Friedrich Nietzsche (Fragments posthumes XIII-883)

V





Verrouillage 
Si une situation est telle qu'il faille laisser seul pendant un moment un petit enfant endormi, que fait-on en général ? On se dit que le plus grand péril serait que l'enfant se réveille, s'aperçoive qu'il est seul, sorte de son lit, d'effroi, quitte sa chambre.  Cela est plus probable qu'une intrusion.  On se prémunit en partie de ces dangers en verrouillant les issues. 
Si toutefois on se dit que le plus grand péril, dans un certain contexte, est l'incendie ou la fuite de gaz ou l'affolement de l'enfant face à une porte qu'il n'arrive pas à ouvrir, on ferme la porte mais pas à clef.
Si la porte n'est pas verrouillée, le sens commun veut, découvrant qu'un enfant n'est plus là et le sachant capable de se lever la nuit, ne serait-ce que pour s'installer dans le lit des parents, que cet enfant est allé se balader.
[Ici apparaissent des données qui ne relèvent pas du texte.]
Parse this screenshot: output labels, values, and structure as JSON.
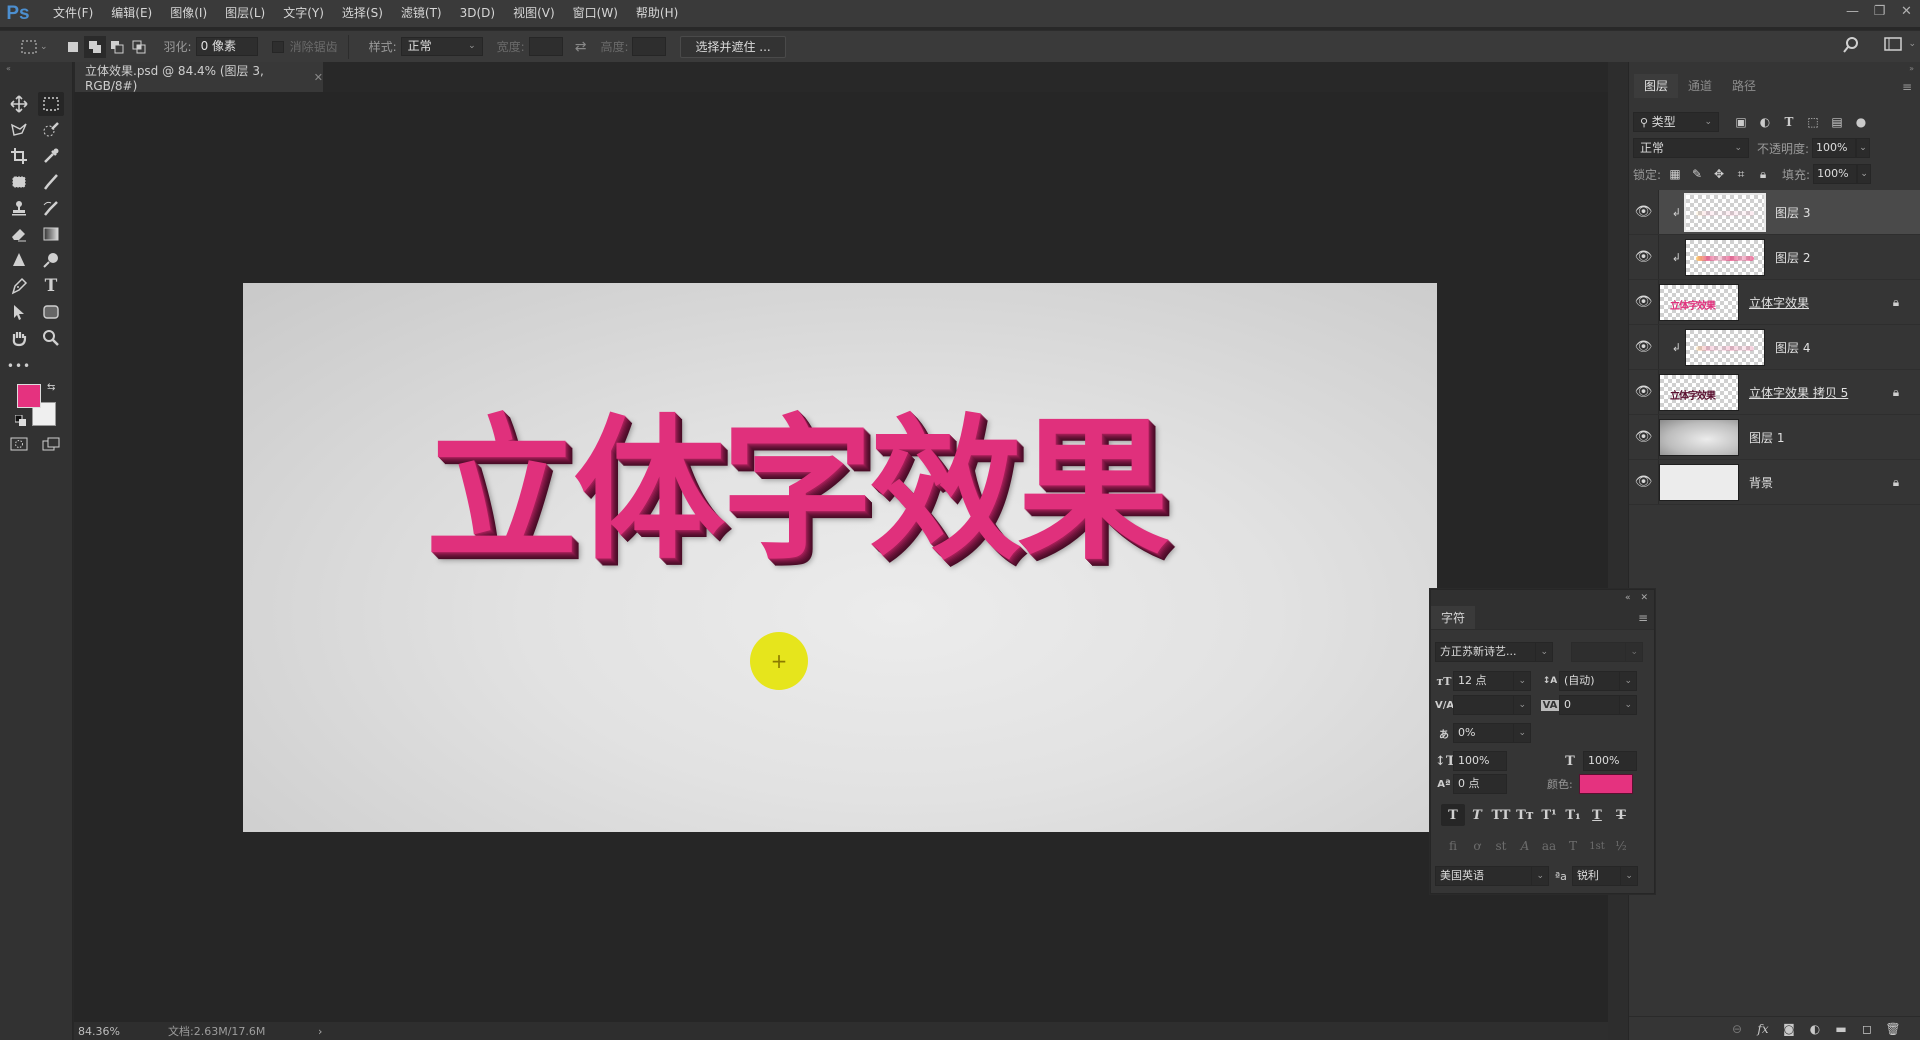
{
  "app": {
    "logo": "Ps"
  },
  "menu": [
    "文件(F)",
    "编辑(E)",
    "图像(I)",
    "图层(L)",
    "文字(Y)",
    "选择(S)",
    "滤镜(T)",
    "3D(D)",
    "视图(V)",
    "窗口(W)",
    "帮助(H)"
  ],
  "window_controls": {
    "minimize": "—",
    "restore": "❐",
    "close": "✕"
  },
  "options_bar": {
    "feather_label": "羽化:",
    "feather_value": "0 像素",
    "antialias_label": "消除锯齿",
    "style_label": "样式:",
    "style_value": "正常",
    "width_label": "宽度:",
    "width_value": "",
    "height_label": "高度:",
    "height_value": "",
    "select_mask_button": "选择并遮住 ..."
  },
  "document": {
    "tab_title": "立体效果.psd @ 84.4% (图层 3, RGB/8#)",
    "close": "✕",
    "canvas_text": "立体字效果",
    "text_color": "#e0307c"
  },
  "status_bar": {
    "zoom": "84.36%",
    "doc_info": "文档:2.63M/17.6M",
    "arrow": "›"
  },
  "tools": {
    "foreground_color": "#e5327f",
    "background_color": "#efefef",
    "more": "•••"
  },
  "layers_panel": {
    "tabs": [
      {
        "label": "图层",
        "active": true
      },
      {
        "label": "通道",
        "active": false
      },
      {
        "label": "路径",
        "active": false
      }
    ],
    "filter_type": "类型",
    "blend_mode": "正常",
    "opacity_label": "不透明度:",
    "opacity": "100%",
    "lock_label": "锁定:",
    "fill_label": "填充:",
    "fill": "100%",
    "layers": [
      {
        "name": "图层 3",
        "visible": true,
        "clipped": true,
        "selected": true,
        "locked": false,
        "thumb": "faint"
      },
      {
        "name": "图层 2",
        "visible": true,
        "clipped": true,
        "selected": false,
        "locked": false,
        "thumb": "dots"
      },
      {
        "name": "立体字效果",
        "visible": true,
        "clipped": false,
        "selected": false,
        "locked": true,
        "thumb": "text-pink",
        "thumb_text": "立体字效果"
      },
      {
        "name": "图层 4",
        "visible": true,
        "clipped": true,
        "selected": false,
        "locked": false,
        "thumb": "dots-faint"
      },
      {
        "name": "立体字效果 拷贝 5",
        "visible": true,
        "clipped": false,
        "selected": false,
        "locked": true,
        "thumb": "text-dark",
        "thumb_text": "立体字效果"
      },
      {
        "name": "图层 1",
        "visible": true,
        "clipped": false,
        "selected": false,
        "locked": false,
        "thumb": "gradient"
      },
      {
        "name": "背景",
        "visible": true,
        "clipped": false,
        "selected": false,
        "locked": true,
        "thumb": "plain"
      }
    ]
  },
  "character_panel": {
    "tab": "字符",
    "font_family": "方正苏新诗艺...",
    "font_style": "",
    "font_size": "12 点",
    "leading": "(自动)",
    "kerning": "",
    "tracking": "0",
    "tsume": "0%",
    "vertical_scale": "100%",
    "horizontal_scale": "100%",
    "baseline_shift": "0 点",
    "color_label": "颜色:",
    "color": "#e5327f",
    "style_buttons": [
      "T",
      "T",
      "TT",
      "Tт",
      "T¹",
      "T₁",
      "T",
      "T"
    ],
    "opentype_buttons": [
      "fi",
      "ơ",
      "st",
      "A",
      "aa",
      "T",
      "1st",
      "½"
    ],
    "language": "美国英语",
    "aa_label": "ªa",
    "antialias": "锐利"
  }
}
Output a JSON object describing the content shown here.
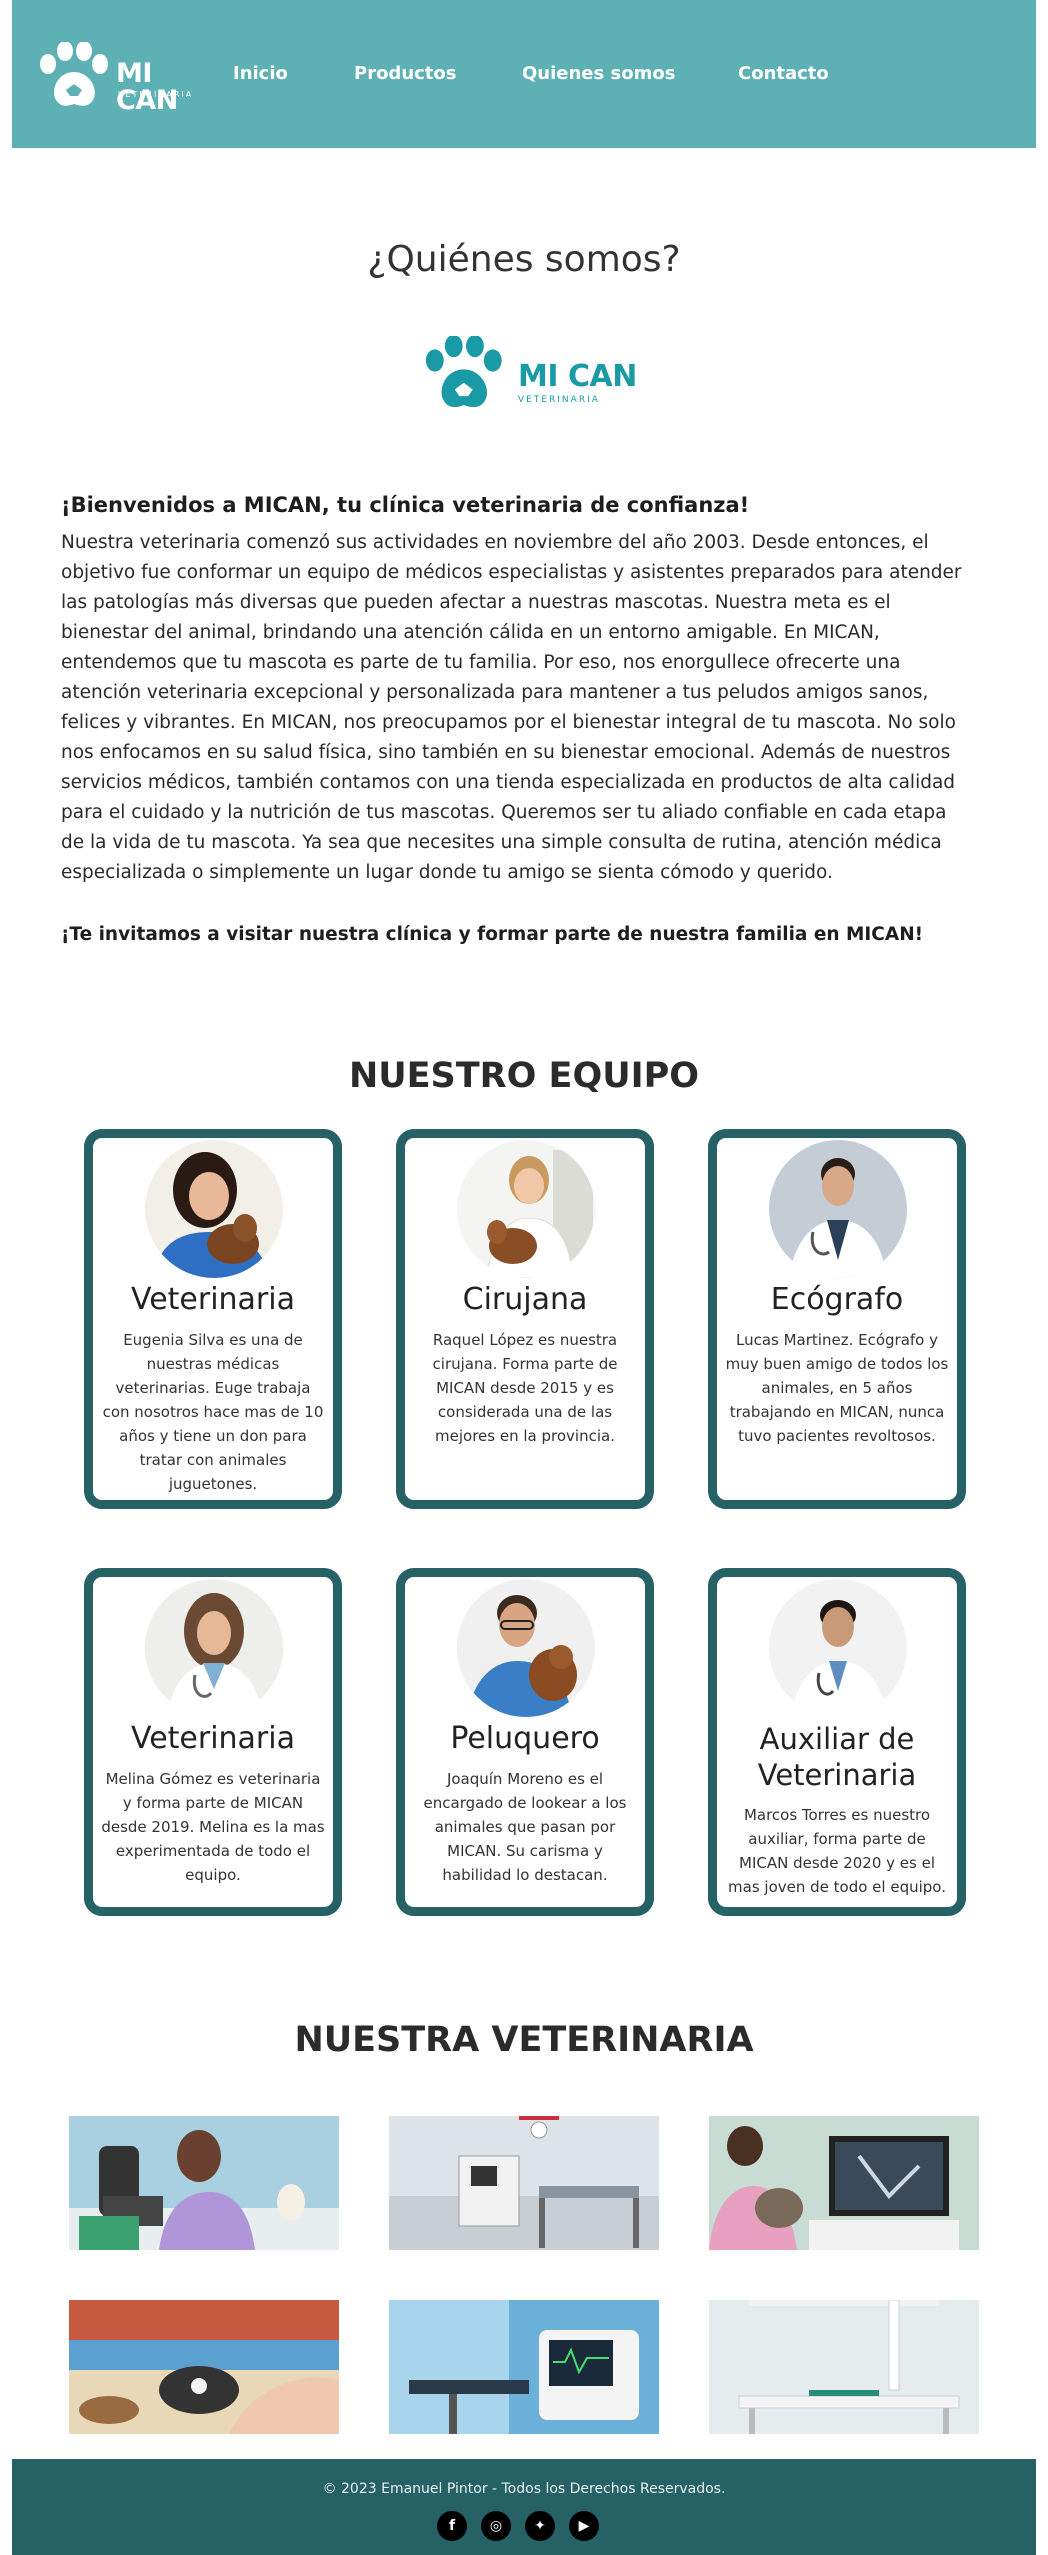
{
  "brand": {
    "name": "MI CAN",
    "subtitle": "VETERINARIA"
  },
  "nav": {
    "links": [
      "Inicio",
      "Productos",
      "Quienes somos",
      "Contacto"
    ]
  },
  "about": {
    "title": "¿Quiénes somos?",
    "welcome": "¡Bienvenidos a MICAN, tu clínica veterinaria de confianza!",
    "intro": "Nuestra veterinaria comenzó sus actividades en noviembre del año 2003. Desde entonces, el objetivo fue conformar un equipo de médicos especialistas y asistentes preparados para atender las patologías más diversas que pueden afectar a nuestras mascotas. Nuestra meta es el bienestar del animal, brindando una atención cálida en un entorno amigable. En MICAN, entendemos que tu mascota es parte de tu familia. Por eso, nos enorgullece ofrecerte una atención veterinaria excepcional y personalizada para mantener a tus peludos amigos sanos, felices y vibrantes. En MICAN, nos preocupamos por el bienestar integral de tu mascota. No solo nos enfocamos en su salud física, sino también en su bienestar emocional. Además de nuestros servicios médicos, también contamos con una tienda especializada en productos de alta calidad para el cuidado y la nutrición de tus mascotas. Queremos ser tu aliado confiable en cada etapa de la vida de tu mascota. Ya sea que necesites una simple consulta de rutina, atención médica especializada o simplemente un lugar donde tu amigo se sienta cómodo y querido.",
    "invite": "¡Te invitamos a visitar nuestra clínica y formar parte de nuestra familia en MICAN!"
  },
  "team": {
    "title": "NUESTRO EQUIPO",
    "members": [
      {
        "role": "Veterinaria",
        "desc": "Eugenia Silva es una de nuestras médicas veterinarias. Euge trabaja con nosotros hace mas de 10 años y tiene un don para tratar con animales juguetones."
      },
      {
        "role": "Cirujana",
        "desc": "Raquel López es nuestra cirujana. Forma parte de MICAN desde 2015 y es considerada una de las mejores en la provincia."
      },
      {
        "role": "Ecógrafo",
        "desc": "Lucas Martinez. Ecógrafo y muy buen amigo de todos los animales, en 5 años trabajando en MICAN, nunca tuvo pacientes revoltosos."
      },
      {
        "role": "Veterinaria",
        "desc": "Melina Gómez es veterinaria y forma parte de MICAN desde 2019. Melina es la mas experimentada de todo el equipo."
      },
      {
        "role": "Peluquero",
        "desc": "Joaquín Moreno es el encargado de lookear a los animales que pasan por MICAN. Su carisma y habilidad lo destacan."
      },
      {
        "role": "Auxiliar de Veterinaria",
        "desc": "Marcos Torres es nuestro auxiliar, forma parte de MICAN desde 2020 y es el mas joven de todo el equipo."
      }
    ]
  },
  "clinic": {
    "title": "NUESTRA VETERINARIA"
  },
  "footer": {
    "copyright": "© 2023 Emanuel Pintor - Todos los Derechos Reservados.",
    "social": [
      {
        "icon": "facebook-icon",
        "glyph": "f"
      },
      {
        "icon": "instagram-icon",
        "glyph": "◎"
      },
      {
        "icon": "twitter-icon",
        "glyph": "✦"
      },
      {
        "icon": "youtube-icon",
        "glyph": "▶"
      }
    ]
  },
  "colors": {
    "nav": "#5db1b4",
    "accent": "#1a9aa6",
    "card_border": "#256165",
    "footer": "#256165"
  }
}
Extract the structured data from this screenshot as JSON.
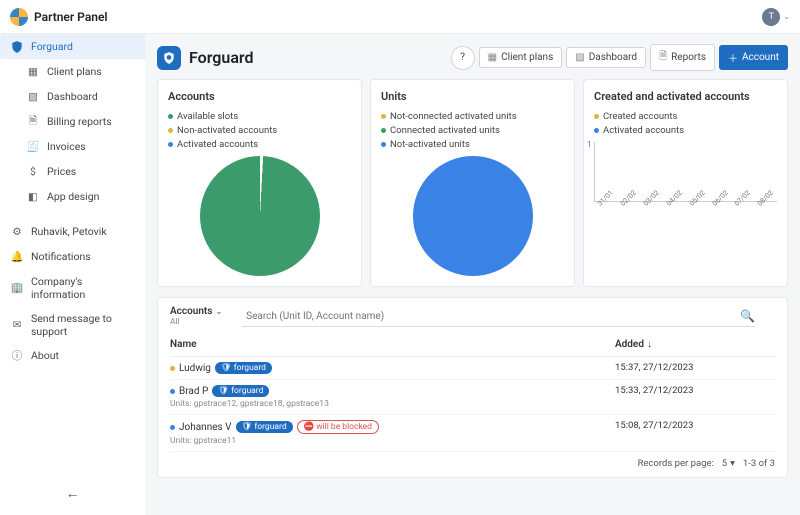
{
  "topbar": {
    "title": "Partner Panel",
    "avatar_initial": "T"
  },
  "sidebar": {
    "items": [
      {
        "label": "Forguard",
        "icon": "shield"
      },
      {
        "label": "Client plans",
        "icon": "grid"
      },
      {
        "label": "Dashboard",
        "icon": "dashboard"
      },
      {
        "label": "Billing reports",
        "icon": "doc"
      },
      {
        "label": "Invoices",
        "icon": "invoice"
      },
      {
        "label": "Prices",
        "icon": "dollar"
      },
      {
        "label": "App design",
        "icon": "design"
      }
    ],
    "secondary": [
      {
        "label": "Ruhavik, Petovik",
        "icon": "gear"
      },
      {
        "label": "Notifications",
        "icon": "bell"
      },
      {
        "label": "Company's information",
        "icon": "building"
      },
      {
        "label": "Send message to support",
        "icon": "send"
      },
      {
        "label": "About",
        "icon": "info"
      }
    ]
  },
  "header": {
    "title": "Forguard",
    "buttons": {
      "client_plans": "Client plans",
      "dashboard": "Dashboard",
      "reports": "Reports",
      "account": "Account"
    }
  },
  "cards": {
    "accounts": {
      "title": "Accounts",
      "legend": [
        "Available slots",
        "Non-activated accounts",
        "Activated accounts"
      ]
    },
    "units": {
      "title": "Units",
      "legend": [
        "Not-connected activated units",
        "Connected activated units",
        "Not-activated units"
      ]
    },
    "created": {
      "title": "Created and activated accounts",
      "legend": [
        "Created accounts",
        "Activated accounts"
      ],
      "y_tick": "1",
      "x_ticks": [
        "31/01",
        "02/02",
        "03/02",
        "04/02",
        "05/02",
        "06/02",
        "07/02",
        "08/02"
      ]
    }
  },
  "chart_data": [
    {
      "type": "pie",
      "title": "Accounts",
      "series": [
        {
          "name": "Available slots",
          "color": "#3b9b6a",
          "value": 99
        },
        {
          "name": "Non-activated accounts",
          "color": "#e0b33a",
          "value": 0
        },
        {
          "name": "Activated accounts",
          "color": "#3b82e6",
          "value": 1
        }
      ]
    },
    {
      "type": "pie",
      "title": "Units",
      "series": [
        {
          "name": "Not-connected activated units",
          "color": "#e0b33a",
          "value": 0
        },
        {
          "name": "Connected activated units",
          "color": "#3b9b6a",
          "value": 0
        },
        {
          "name": "Not-activated units",
          "color": "#3b82e6",
          "value": 100
        }
      ]
    },
    {
      "type": "line",
      "title": "Created and activated accounts",
      "x": [
        "31/01",
        "02/02",
        "03/02",
        "04/02",
        "05/02",
        "06/02",
        "07/02",
        "08/02"
      ],
      "ylim": [
        0,
        1
      ],
      "series": [
        {
          "name": "Created accounts",
          "color": "#e0b33a",
          "values": [
            0,
            0,
            0,
            0,
            0,
            0,
            0,
            0
          ]
        },
        {
          "name": "Activated accounts",
          "color": "#3b82e6",
          "values": [
            0,
            0,
            0,
            0,
            0,
            0,
            0,
            0
          ]
        }
      ]
    }
  ],
  "table": {
    "section_label": "Accounts",
    "section_sub": "All",
    "search_placeholder": "Search (Unit ID, Account name)",
    "col_name": "Name",
    "col_added": "Added",
    "rows": [
      {
        "status": "yellow",
        "name": "Ludwig",
        "tag": "forguard",
        "units": "",
        "blocked": false,
        "added": "15:37, 27/12/2023"
      },
      {
        "status": "blue",
        "name": "Brad P",
        "tag": "forguard",
        "units": "Units: gpstrace12, gpstrace18, gpstrace13",
        "blocked": false,
        "added": "15:33, 27/12/2023"
      },
      {
        "status": "blue",
        "name": "Johannes V",
        "tag": "forguard",
        "units": "Units: gpstrace11",
        "blocked": true,
        "blocked_label": "will be blocked",
        "added": "15:08, 27/12/2023"
      }
    ],
    "pager": {
      "per_page_label": "Records per page:",
      "per_page": "5",
      "range": "1-3 of 3"
    }
  }
}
Si cet enfant, étant sorti en quête de ses parents, se fait par exemple renverser par une voiture dans une rue mal éclairée, y a-t-il négligence parentale ?

Vérité, mensonge et non-vérité  
Le PR JMM l'a écrit ou signé, les MCs et leurs amis n'ont pas dit toute la vérité dans leurs dépositions. Interrogé devant le tribunal, JMM a rectifié le mot "mensonge", trop brutal sans doute, et a préféré l'édulcoré "non-vérité". Tenons-nous en là. Des non-vérités pour dissimuler probablement assez peu de choses mais qui ont eu un impact énorme (et peut-être fatal) sur le déroulement de l'enquête.
JMM l'a dit devant la Cour, "le couple a menti à la police sur la durée pendant laquelle ils ont laissé Madeleine seule".
 

Victime  
Celle qui souffre d'avoir souffert et à qui on doit toujours quelque chose au nom de la souffrance passée.

Vie privée
À partir du moment où l'on laisse ne serait-ce qu'un petit morceau de sa vie privée entrer dans les médias, on ne peut pas s'indigner que celle-ci devienne un "sujet". L'effet boomrang est inévitable. Une fois aiguisée sa curiosité, le public s'approprie tel aspect de votre vie privée et, lui donnant une importance outrée, en fait sa chose. On est dès lors piégé. Mais il y a aussi l'aspect vertigineux, la célébrité soudaine, une certaine satisfaction narcissique.
Dans l'affaire Madeleine MC, la célébrité des parents, justifiée par l'hypothétique enlèvement, a sûrement fonctionné comme une distraction au sens pascalien.